Fintechs took advantage of the visible gaps in the financial services landscape and offered services targeted to their customers. These challenges allowed fintechs to enter the market with a strong value proposition. This made financial services conveniently accessible and affordable to millions of people. 

East Africa has witnessed rapid development in the finance sector over the last decade. While Kenya is regarded as one of the fastest-growing markets in the region, Tanzania is also showing rapid growth in fintech development. The growth of fintech in the East Africa region is driven by a unique blend of technology innovations and mobile adoption.

Mobile tech as the catalyst

Mobile technology has remained the key catalysts to boost financial inclusion. During the last decade, the adoption of formal financial services has risen significantly in East African countries. According to the Financial Inclusion Insights (FII) data presented by InterMedia, adults in Kenya (73%), Tanzania (56%) and Uganda (46%) are financially included, and nearly all of them have registered mobile money accounts.  

Because of the technology that banks, fintech companies, budding startups, governments, and other organizations are using, mobile money users have also increased rapidly. The data available online shows that there are 16.5 million mobile money subscribers in Tanzania transacting over $27 billion in value. The number is even higher in Uganda, where the total number of mobile money subscribers are 25.5 million with a transaction value of a whopping $18 trillion.

A mobile money wallet not only provides the facility to send money online but also access to a growing ecosystem of services, including savings, loans, insurances and investments. The same report by InterMedia also shows that 57% of mobile money subscribers in Kenya were using their accounts for activities beyond peer-to-peer transfer and cash-in-cash-out. 

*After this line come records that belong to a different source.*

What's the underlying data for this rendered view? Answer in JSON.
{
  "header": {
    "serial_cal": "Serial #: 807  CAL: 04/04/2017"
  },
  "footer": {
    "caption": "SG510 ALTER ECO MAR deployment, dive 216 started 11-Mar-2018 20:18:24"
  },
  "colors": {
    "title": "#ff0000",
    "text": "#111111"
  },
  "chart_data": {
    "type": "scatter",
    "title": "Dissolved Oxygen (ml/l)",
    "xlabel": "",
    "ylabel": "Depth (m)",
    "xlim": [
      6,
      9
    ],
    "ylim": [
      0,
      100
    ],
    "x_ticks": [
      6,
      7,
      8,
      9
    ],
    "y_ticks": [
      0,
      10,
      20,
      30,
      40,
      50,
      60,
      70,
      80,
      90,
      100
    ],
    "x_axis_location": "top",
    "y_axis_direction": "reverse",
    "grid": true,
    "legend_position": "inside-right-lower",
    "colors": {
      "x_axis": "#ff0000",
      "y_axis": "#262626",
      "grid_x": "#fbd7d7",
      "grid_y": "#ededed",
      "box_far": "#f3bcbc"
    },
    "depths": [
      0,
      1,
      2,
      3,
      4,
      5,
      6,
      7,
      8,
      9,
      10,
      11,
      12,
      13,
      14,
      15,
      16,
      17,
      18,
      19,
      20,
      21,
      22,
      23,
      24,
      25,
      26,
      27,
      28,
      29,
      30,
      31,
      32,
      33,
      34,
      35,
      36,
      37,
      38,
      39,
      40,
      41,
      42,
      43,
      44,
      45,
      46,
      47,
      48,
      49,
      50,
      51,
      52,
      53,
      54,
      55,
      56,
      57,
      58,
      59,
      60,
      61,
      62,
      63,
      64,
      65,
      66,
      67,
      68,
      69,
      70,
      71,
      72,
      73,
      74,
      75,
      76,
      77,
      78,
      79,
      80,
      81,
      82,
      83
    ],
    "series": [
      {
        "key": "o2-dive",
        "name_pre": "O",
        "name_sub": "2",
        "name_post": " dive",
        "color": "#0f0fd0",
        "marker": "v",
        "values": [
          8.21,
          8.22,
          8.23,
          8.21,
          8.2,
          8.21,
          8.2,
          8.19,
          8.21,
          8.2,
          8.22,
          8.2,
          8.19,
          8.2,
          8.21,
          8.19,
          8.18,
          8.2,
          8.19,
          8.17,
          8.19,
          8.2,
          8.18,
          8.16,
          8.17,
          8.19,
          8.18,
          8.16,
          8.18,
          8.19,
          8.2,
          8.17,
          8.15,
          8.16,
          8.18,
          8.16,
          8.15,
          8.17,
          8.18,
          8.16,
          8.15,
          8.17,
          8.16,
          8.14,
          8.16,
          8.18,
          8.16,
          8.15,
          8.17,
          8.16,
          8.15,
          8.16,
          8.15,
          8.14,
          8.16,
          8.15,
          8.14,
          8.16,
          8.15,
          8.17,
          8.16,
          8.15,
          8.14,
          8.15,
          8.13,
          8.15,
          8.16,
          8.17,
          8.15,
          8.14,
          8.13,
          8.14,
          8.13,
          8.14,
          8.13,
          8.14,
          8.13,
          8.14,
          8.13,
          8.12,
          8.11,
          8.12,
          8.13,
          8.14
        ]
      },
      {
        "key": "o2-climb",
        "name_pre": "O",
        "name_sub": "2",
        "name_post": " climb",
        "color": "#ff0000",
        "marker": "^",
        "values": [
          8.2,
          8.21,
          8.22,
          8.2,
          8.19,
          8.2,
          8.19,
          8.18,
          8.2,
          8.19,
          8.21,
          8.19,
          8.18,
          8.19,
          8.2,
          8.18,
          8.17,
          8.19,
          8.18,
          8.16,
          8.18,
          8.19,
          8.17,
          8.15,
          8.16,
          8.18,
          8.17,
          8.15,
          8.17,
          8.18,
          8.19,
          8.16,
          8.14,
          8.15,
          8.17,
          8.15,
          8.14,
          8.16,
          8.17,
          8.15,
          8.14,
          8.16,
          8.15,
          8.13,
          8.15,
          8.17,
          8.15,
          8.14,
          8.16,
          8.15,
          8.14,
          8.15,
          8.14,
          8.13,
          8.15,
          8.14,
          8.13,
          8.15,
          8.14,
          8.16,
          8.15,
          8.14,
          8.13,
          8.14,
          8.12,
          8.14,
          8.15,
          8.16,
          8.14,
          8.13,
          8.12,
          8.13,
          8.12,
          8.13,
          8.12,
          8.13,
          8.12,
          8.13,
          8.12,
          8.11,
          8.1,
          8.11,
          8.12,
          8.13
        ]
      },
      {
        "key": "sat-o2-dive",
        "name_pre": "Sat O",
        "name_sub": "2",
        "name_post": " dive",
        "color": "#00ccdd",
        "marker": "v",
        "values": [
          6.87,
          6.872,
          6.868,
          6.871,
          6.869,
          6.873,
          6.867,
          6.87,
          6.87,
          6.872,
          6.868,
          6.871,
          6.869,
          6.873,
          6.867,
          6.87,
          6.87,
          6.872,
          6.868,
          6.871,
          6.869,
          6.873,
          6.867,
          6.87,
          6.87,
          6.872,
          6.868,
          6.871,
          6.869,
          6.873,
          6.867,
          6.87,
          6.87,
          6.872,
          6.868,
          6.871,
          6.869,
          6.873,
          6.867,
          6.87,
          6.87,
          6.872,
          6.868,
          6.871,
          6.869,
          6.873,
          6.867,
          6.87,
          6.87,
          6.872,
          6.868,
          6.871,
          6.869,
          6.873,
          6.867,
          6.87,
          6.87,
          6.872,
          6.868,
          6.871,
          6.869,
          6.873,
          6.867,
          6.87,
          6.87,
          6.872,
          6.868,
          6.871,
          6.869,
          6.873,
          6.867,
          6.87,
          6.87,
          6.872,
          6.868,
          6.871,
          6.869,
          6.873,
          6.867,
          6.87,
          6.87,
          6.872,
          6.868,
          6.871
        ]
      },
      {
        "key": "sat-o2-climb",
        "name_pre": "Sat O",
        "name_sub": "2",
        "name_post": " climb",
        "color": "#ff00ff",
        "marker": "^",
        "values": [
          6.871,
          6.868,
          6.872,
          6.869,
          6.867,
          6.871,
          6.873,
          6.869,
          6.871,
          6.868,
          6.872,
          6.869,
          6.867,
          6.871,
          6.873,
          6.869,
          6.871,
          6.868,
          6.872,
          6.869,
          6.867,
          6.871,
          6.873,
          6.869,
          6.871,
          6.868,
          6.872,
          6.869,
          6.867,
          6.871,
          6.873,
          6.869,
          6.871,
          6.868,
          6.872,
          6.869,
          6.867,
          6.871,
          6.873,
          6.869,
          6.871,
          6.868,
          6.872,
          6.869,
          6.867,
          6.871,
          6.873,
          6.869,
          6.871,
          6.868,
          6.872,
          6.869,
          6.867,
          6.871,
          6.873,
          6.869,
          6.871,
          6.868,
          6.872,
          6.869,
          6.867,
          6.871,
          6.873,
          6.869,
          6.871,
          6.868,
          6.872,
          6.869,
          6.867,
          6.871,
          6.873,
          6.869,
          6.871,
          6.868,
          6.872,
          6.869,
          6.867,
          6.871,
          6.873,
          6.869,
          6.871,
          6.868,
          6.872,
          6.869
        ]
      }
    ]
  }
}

Mobile network operators (MNOs) in Tanzania, including Vodafone and Airtel, launched SMS services to improve medical and education services, especially in rural areas. Some of the popular programs launched by MNOs are Vodafone Moyo, Tigo e-Schools and Airtel Millenium Village Project.

Innovation sparked the disruption

Innovation and the changing user behaviour lead to the growth of fintech, which in turn accelerated financial inclusion. Three pivotal factors that drove the change in the market are – 

  • Use of alternative data – With the help of Big Data and AI, businesses started using alternative data to analyze borrowers’ creditworthiness. Lenders can now leverage technology-based tools to generate a credit score for people who lack a credit history. 
  • Peer-to-peer transactions – The adoption of mobile money paved the way for peer-to-peer or p2p transactions. Although it is not a new concept, the advent of mobile technologies led to a steep rise in the adoption of p2p payments
  • Emergence of NBFCs – The emergence of non-banking financial companies such as PayPal, Google, Samsung etc., in East Africa helped unbanked people avail financial services through e-wallets and other online facilities.  

Future-thinking financial policies

Apart from technology and innovation, financial authorities and governments also played their part. Central Banks in East Africa launched various future-thinking monetary policies to enable the reach of digital financial services. They also adopted sandbox approaches where startups can test their solutions, assess the risks and then apply regulations. It enabled fintech startups to enter the market with a solid offering.